Я ждала, что же ответит Мачедония, но — тишина. Надзирательница продолжала бушевать, оскорблять и поливать грязью, обвиняя в том, чего и в мыслях не было ни у меня, ни тем более у Мачедонии. Что было нужно этой злюке? Разве ей недостаточно судебного приговора? Мачедония, осуждённая за насилие, совершённое над ней, я, приговорённая за отсутствие мужества, — это было выше моих сил, я ушла оставив надрывающуюся в крике тюремщицу.
Письма любви…
Надсмотрщица была в бешенстве, но я не понимала почему. Чего хотела от меня эта женщина с чёрной, как смола, душой? Может, ревновала? Но к чему, к кому? Сестра Валентина — женщина, да! Но ведь она ещё и монахиня. Что надсмотрщица себе напридумывала, что я занимаюсь грязными делишками с монашкой? И почему не сказала правду? Если я здесь одна, так это потому, что раньше в камере нас было шестеро, в комнатушке три на три метра. Я устроила самый настоящий бунт, и тогда в качестве подачки меня поместили в одиночку, так сказать, в добровольную изоляцию. Мне неплохо жилось с остальными, но пришлось взять на себя вину других и расплатиться за это тем, что я сейчас одна. Я не хотела конфликтов, уже столько их было в моей жизни, и лучше мне сейчас успокоиться, чтобы потом не раскаиваться в своей несдержанности ещё больше. И пока я думала обо всём этом, надзирательница, вытаскивая конверт из кармана, сказала:
— Кстати, тут пришло письмецо, надушенное лавандой, — понюхала конверт и вручила мне его с идиотским смешком.

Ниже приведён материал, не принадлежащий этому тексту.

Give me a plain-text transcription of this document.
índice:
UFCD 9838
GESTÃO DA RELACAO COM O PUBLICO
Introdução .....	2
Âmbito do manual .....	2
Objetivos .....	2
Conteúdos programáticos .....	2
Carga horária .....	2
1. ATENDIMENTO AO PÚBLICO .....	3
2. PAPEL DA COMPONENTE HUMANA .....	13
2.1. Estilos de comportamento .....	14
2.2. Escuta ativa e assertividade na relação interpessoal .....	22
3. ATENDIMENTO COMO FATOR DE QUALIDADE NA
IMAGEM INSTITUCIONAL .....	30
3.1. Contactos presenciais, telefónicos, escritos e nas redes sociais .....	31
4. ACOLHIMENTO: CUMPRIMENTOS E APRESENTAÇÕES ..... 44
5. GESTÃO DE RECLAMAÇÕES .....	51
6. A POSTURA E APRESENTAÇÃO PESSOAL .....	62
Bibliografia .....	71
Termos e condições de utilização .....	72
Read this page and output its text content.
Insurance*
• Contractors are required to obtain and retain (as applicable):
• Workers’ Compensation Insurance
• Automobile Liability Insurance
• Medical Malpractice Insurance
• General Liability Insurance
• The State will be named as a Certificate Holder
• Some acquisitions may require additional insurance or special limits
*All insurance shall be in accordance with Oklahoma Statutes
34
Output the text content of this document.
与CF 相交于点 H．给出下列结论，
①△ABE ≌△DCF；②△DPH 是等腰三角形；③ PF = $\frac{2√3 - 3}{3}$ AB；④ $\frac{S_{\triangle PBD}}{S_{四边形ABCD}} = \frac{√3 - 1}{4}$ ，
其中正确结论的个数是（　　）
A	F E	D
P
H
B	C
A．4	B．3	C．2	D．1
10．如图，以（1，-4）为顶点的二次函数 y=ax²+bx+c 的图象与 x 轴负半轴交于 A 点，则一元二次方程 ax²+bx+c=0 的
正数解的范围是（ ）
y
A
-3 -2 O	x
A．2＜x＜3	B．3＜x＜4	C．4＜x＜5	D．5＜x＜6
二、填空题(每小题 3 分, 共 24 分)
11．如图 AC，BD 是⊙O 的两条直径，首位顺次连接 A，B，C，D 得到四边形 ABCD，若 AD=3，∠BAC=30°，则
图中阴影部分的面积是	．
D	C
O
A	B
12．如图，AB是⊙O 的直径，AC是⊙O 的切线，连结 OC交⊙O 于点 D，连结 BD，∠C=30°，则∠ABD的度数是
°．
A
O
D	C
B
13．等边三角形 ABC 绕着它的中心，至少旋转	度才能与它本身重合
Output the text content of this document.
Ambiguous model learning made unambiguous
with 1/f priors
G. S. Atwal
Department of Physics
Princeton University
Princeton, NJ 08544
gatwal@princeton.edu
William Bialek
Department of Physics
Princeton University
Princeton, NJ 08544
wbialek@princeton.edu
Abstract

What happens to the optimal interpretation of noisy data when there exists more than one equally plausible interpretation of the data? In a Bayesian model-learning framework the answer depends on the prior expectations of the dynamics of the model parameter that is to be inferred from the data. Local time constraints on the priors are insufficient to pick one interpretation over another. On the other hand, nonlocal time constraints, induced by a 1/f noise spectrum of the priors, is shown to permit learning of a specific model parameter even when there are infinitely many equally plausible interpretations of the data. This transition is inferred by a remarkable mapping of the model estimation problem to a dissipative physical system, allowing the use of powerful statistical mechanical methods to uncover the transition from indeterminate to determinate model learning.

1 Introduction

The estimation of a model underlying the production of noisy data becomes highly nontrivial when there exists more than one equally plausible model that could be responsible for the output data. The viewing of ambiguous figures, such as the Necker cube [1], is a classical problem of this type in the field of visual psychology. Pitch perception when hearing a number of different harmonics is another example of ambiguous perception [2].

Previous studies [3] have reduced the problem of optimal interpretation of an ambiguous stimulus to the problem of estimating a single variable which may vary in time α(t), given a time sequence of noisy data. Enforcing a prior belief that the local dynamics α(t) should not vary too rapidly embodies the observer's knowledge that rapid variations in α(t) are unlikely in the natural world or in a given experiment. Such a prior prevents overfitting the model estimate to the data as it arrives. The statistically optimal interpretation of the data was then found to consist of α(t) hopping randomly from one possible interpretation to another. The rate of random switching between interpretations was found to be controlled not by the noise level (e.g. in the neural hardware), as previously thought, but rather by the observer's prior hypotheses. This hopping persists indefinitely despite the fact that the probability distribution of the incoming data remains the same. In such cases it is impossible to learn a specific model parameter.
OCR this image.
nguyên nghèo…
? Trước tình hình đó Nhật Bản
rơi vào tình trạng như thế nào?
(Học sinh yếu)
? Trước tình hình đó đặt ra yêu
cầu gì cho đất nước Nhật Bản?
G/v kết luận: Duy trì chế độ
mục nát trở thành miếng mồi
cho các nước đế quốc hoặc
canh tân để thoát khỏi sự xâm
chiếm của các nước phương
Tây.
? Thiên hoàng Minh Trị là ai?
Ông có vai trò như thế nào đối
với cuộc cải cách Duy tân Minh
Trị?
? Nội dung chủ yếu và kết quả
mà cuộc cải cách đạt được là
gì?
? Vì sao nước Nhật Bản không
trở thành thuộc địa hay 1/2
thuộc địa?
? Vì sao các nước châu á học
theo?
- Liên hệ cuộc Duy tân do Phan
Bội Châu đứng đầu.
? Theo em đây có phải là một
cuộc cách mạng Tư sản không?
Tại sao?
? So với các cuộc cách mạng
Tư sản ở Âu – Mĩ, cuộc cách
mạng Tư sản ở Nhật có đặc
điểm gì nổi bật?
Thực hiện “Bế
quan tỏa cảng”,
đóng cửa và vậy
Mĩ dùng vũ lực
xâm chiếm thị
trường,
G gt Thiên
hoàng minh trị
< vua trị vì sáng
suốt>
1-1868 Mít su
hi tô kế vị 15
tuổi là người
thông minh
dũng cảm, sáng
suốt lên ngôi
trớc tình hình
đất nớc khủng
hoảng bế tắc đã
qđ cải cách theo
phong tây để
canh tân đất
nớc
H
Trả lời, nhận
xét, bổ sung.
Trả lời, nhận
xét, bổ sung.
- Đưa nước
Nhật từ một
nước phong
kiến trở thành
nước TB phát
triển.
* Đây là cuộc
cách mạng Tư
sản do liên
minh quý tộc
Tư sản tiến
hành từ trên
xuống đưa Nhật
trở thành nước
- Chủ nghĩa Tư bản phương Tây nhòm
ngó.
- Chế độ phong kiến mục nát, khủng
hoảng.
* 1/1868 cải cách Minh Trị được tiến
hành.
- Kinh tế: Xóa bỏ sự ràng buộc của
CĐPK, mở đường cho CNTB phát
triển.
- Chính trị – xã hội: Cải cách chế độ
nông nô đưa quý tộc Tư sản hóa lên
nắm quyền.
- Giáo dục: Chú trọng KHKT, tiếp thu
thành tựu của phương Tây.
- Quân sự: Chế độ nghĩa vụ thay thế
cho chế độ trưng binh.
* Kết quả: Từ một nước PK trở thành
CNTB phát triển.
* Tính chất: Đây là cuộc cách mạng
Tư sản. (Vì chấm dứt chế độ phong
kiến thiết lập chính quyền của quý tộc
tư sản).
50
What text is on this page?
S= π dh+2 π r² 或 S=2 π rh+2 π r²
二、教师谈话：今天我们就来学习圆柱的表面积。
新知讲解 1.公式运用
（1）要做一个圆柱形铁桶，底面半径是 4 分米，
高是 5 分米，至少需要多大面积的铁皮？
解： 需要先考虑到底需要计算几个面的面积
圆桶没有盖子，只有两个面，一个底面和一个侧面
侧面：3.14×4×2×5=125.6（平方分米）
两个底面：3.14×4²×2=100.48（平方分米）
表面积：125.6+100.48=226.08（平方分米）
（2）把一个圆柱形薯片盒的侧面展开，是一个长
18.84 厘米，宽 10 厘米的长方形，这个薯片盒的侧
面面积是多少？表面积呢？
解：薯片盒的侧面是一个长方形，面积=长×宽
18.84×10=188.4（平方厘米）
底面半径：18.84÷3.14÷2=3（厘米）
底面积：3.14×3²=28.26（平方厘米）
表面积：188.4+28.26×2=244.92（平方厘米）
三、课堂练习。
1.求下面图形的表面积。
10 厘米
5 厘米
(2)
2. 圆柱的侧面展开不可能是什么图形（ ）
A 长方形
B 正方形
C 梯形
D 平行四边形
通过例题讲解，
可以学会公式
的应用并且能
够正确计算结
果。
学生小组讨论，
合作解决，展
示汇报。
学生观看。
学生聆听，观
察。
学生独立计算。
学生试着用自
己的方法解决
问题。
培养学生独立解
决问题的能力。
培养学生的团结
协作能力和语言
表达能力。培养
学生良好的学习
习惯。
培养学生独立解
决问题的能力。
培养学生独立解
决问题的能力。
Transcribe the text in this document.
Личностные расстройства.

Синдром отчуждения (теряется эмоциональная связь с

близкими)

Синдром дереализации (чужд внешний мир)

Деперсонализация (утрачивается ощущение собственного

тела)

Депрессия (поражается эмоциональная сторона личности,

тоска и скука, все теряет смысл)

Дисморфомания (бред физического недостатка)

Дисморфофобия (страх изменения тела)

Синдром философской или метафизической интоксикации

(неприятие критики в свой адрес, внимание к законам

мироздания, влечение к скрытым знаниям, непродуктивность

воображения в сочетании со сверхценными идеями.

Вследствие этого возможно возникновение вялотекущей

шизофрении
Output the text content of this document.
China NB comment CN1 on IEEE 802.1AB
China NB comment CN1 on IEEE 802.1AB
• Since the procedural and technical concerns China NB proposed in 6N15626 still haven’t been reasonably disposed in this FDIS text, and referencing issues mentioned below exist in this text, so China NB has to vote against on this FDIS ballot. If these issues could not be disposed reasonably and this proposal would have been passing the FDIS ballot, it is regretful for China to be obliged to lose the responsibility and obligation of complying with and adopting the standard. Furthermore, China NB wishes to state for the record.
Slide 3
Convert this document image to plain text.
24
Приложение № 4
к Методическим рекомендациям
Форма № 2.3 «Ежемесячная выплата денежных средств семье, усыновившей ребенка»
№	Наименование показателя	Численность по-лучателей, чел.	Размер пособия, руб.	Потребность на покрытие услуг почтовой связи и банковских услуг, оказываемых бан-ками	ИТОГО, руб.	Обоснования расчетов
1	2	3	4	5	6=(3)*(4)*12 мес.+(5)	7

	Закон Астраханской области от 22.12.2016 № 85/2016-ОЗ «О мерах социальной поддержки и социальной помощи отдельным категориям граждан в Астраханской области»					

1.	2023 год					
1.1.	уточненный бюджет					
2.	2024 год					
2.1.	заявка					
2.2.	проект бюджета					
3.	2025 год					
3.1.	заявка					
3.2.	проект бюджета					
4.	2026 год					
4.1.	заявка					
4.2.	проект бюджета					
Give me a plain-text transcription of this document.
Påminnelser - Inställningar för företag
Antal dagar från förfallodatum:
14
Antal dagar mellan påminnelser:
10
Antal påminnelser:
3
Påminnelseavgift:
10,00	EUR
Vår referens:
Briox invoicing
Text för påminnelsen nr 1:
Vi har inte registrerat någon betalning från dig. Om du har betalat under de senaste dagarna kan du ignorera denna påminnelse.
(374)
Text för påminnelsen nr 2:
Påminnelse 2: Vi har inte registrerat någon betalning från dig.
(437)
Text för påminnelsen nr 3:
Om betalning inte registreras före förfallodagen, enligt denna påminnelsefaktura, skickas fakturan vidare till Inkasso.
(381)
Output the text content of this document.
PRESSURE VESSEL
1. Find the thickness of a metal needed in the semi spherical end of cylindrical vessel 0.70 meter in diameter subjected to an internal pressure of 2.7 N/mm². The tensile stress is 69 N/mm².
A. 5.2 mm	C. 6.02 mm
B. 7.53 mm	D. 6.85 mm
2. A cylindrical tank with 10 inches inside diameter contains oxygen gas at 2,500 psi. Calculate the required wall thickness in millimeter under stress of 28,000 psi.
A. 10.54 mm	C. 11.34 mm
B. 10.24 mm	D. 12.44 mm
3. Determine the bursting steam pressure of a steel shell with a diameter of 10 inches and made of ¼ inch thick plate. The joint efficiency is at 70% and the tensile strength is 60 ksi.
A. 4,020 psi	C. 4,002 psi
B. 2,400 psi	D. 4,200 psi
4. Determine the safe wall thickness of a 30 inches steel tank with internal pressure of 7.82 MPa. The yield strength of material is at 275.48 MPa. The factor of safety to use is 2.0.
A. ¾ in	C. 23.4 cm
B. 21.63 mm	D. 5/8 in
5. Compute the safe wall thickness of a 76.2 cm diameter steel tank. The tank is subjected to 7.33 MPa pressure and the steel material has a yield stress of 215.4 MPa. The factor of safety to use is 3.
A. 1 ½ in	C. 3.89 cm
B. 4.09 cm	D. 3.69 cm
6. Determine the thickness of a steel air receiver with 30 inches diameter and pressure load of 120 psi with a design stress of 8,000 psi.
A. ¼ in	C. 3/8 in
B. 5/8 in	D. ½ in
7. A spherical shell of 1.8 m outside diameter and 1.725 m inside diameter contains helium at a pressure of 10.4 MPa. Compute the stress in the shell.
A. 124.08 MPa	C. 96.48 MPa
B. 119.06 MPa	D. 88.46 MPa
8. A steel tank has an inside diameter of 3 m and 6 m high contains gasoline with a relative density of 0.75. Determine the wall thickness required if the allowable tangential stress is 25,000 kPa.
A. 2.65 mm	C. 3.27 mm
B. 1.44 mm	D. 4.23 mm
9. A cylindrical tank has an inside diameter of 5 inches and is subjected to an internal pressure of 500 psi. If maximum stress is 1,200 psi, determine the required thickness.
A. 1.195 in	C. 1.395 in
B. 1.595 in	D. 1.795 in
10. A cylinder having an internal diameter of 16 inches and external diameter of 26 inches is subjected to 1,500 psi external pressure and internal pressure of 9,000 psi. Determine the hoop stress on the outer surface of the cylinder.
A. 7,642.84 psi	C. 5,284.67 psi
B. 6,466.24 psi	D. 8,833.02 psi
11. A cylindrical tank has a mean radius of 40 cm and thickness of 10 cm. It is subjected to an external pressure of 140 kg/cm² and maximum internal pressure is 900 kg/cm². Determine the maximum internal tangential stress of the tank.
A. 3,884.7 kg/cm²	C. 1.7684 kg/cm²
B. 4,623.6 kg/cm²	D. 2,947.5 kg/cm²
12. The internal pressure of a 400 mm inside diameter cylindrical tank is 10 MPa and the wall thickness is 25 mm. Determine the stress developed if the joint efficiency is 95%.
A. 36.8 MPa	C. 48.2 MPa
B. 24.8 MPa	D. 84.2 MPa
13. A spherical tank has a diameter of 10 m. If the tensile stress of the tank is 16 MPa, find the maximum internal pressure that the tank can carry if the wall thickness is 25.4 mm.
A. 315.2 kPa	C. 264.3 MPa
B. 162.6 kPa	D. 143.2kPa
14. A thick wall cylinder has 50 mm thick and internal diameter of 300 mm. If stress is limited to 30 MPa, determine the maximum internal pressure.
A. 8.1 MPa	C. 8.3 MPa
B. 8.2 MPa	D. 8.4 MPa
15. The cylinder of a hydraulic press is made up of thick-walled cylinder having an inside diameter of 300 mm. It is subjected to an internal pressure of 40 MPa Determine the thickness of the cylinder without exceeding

Только она вышла, я разорвала конверт и принялась читать: «Любовь моя! Ты не думай, я тоже чувствую себя как в тюрьме. Без тебя комната кажется мне темнее и кровать холоднее, даже в эти весенние дни. Утром, когда я просыпаюсь, всё время надеюсь увидеть тебя с этой чашечкой в руке, и ты говоришь мне «доброе утро», и сто тысяч поцелуев в лицо. Когда мы вместе, время летит… Кажется, эти месяцы не кончатся никогда. И тогда даже мысли мои мечутся в поисках тебя, я представляю, как ты стоишь сзади, вдруг обнимаешь меня, твои руки обхватывают, сжимают меня так крепко, что перехватывает дыхание. Ты не знаешь, сколько раз ночью я приходила к тюрьме… не знаешь, сколько боли здесь, за этими стенами… Я и другие, такие же, как я, мы смотрим друг на друга и стараемся быть сильными, но то, что связывает нас, никакие стены, решётки, двери не смогут остановить. Я больше не хочу прятаться, больше не хочу врать… Я хочу всем прокричать об этом, всему миру, всем, кто слышит меня… Я тебя жду… жду тебя здесь, потому что без тебя это просто другая тюрьма. С тобой я испытала настоящую любовь и поняла, что ты любовь всей жизни… Я не могу и не хочу от неё отказываться.